C. Le SAAT :
des animations artistiques thérapeutiques pour adolescentes atteintes de
TCA
Entretien avec Monsieur Stéphane
Vandenabeele, animateur au SAAT de la clinique La
Ramée, réalisé en septembre 2008.
Stéphane Vandenabeele est orthopédagogue et ESP de
formation. Il travaille en tant qu'animateur dans le Service d'Animations
et d'Activités Thérapeutiques (SAAT) de la clinique
La Ramée. Il est aussi le référent des jeunes au
niveau animation et le coordinateur des activités de ceux-ci.
1. Quel est votre formation ?
J'ai une formation d'Educateur SPécialisé et
une d'orthopédagogue.
2. Quels types d'animation proposez-vous au
SAAT ?
Des ateliers d'expression artistique, tels que des ateliers
de peinture, de sculpture, de théâtre et autres.

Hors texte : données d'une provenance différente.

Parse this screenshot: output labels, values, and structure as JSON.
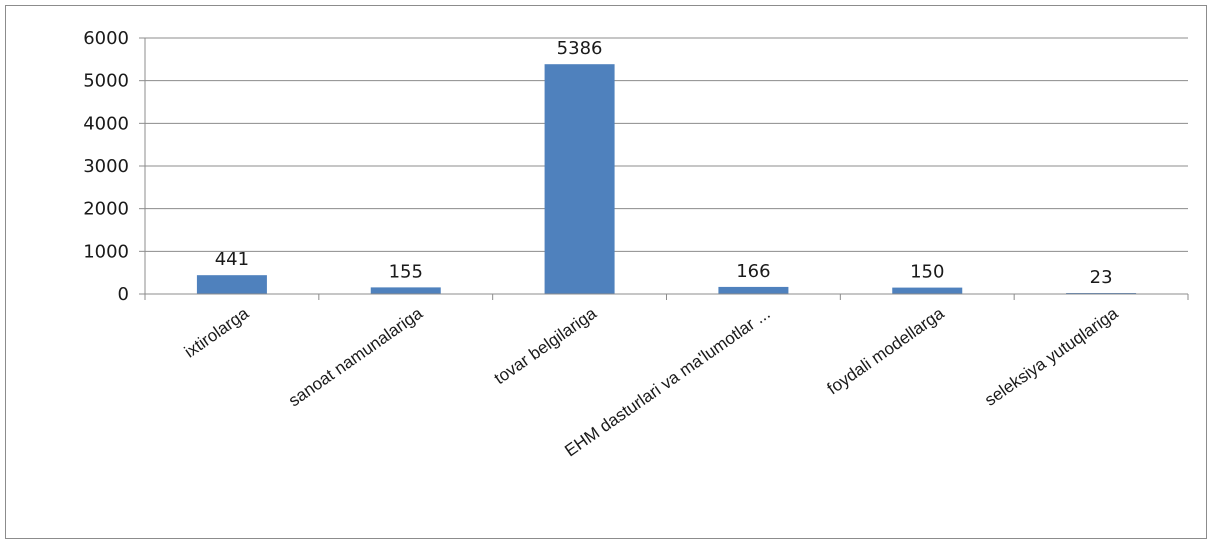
{
  "chart_data": {
    "type": "bar",
    "categories": [
      "ixtirolarga",
      "sanoat  namunalariga",
      "tovar belgilariga",
      "EHM  dasturlari va ma'lumotlar ...",
      "foydali  modellarga",
      "seleksiya yutuqlariga"
    ],
    "values": [
      441,
      155,
      5386,
      166,
      150,
      23
    ],
    "data_labels": [
      "441",
      "155",
      "5386",
      "166",
      "150",
      "23"
    ],
    "title": "",
    "xlabel": "",
    "ylabel": "",
    "ylim": [
      0,
      6000
    ],
    "yticks": [
      "0",
      "1000",
      "2000",
      "3000",
      "4000",
      "5000",
      "6000"
    ],
    "grid": true,
    "legend": "none",
    "colors": {
      "bar": "#4f81bd",
      "grid": "#8c8c8c",
      "axis": "#8c8c8c",
      "frame": "#8c8c8c"
    }
  }
}
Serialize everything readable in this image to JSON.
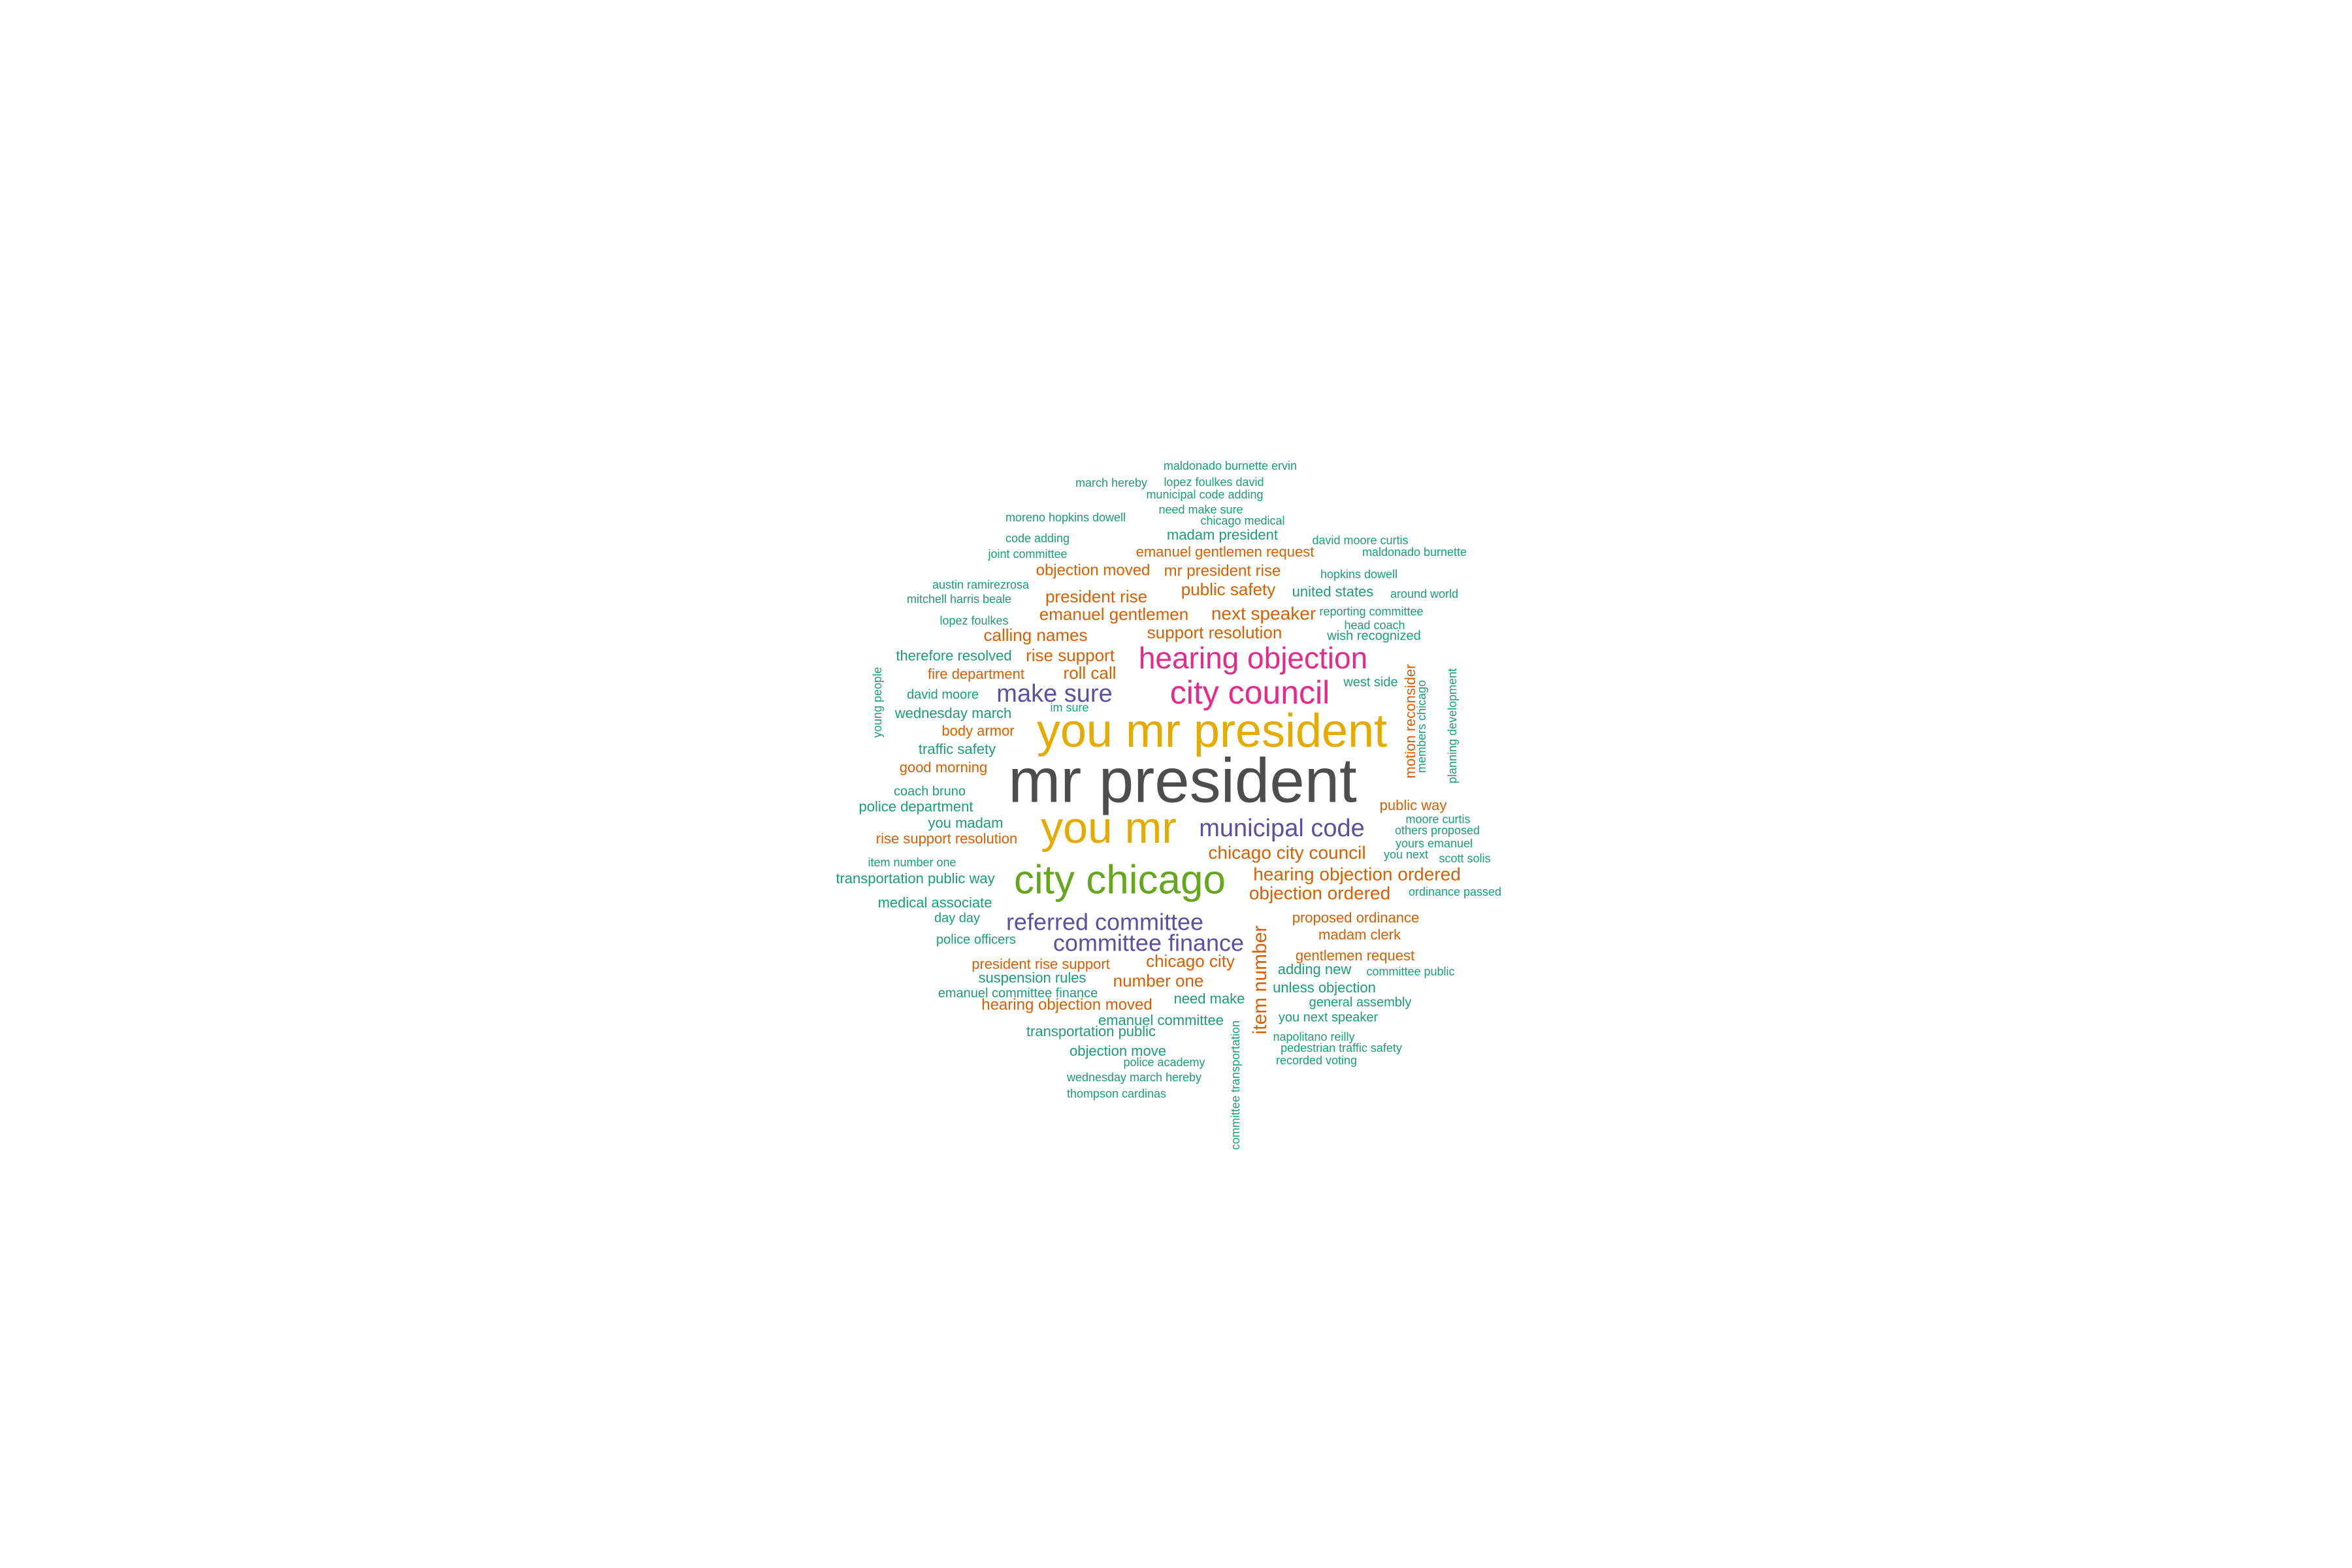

3. Quelle est la problématique
visée ?
Elles sont multiples. On travaille en groupe et ce groupe
comprend diverses problématiques individuelles. On veillera à
trouver un équilibre entre ces différentes
problématiques.
4. Quelles techniques artistiques sont
utilisées ?
Papier mâché, argile, peinture à l'eau,
dessin, etc.
5. Quels sont les thèmes abordés ?
On traite le quotidien. Il faut créer des
opportunités, des situations variées selon les
nécessités du groupe. Les thèmes collectifs ou individuels
sont donc nombreux. Ils peuvent être liés à une
réalité actuelle extérieure : la récolte de
pommes par exemple.
6. Y a-t-il des thèmes à
éviter ?
Non, il ne faut pas avoir de tabous ! On peut tout
dire, mais il faut faire attention à la manière de le
dire.
7. Pouvez-vous donnez un exemple des problèmes
rencontrés et des solutions apportées ?
Par exemple lors d'un atelier, une adolescente
réalise des bols argentés décorés d'une peinture en
relief. Elle fait cela très bien, elle s'applique et les
résultats sont impressionnants. D'abord elle va les offrir à ses
proches (ces jeunes filles font rarement des choses pour elles). Puis un
phénomène d'engouement général pour ces bols va la
pousser à en réaliser en série. Mais cette fois dans
l'idée de les vendre. Elle va amener son propre matériel et
travailler dans sa chambre. Ces manoeuvres passent inaperçues un moment,
puis une fois le pot aux roses découvert, c'était
impératif d'agir. Nous avons pu l'aider à raisonner, à
redonner du sens à sa production pour finalement passer à autre
chose et changer ses activités répétitives.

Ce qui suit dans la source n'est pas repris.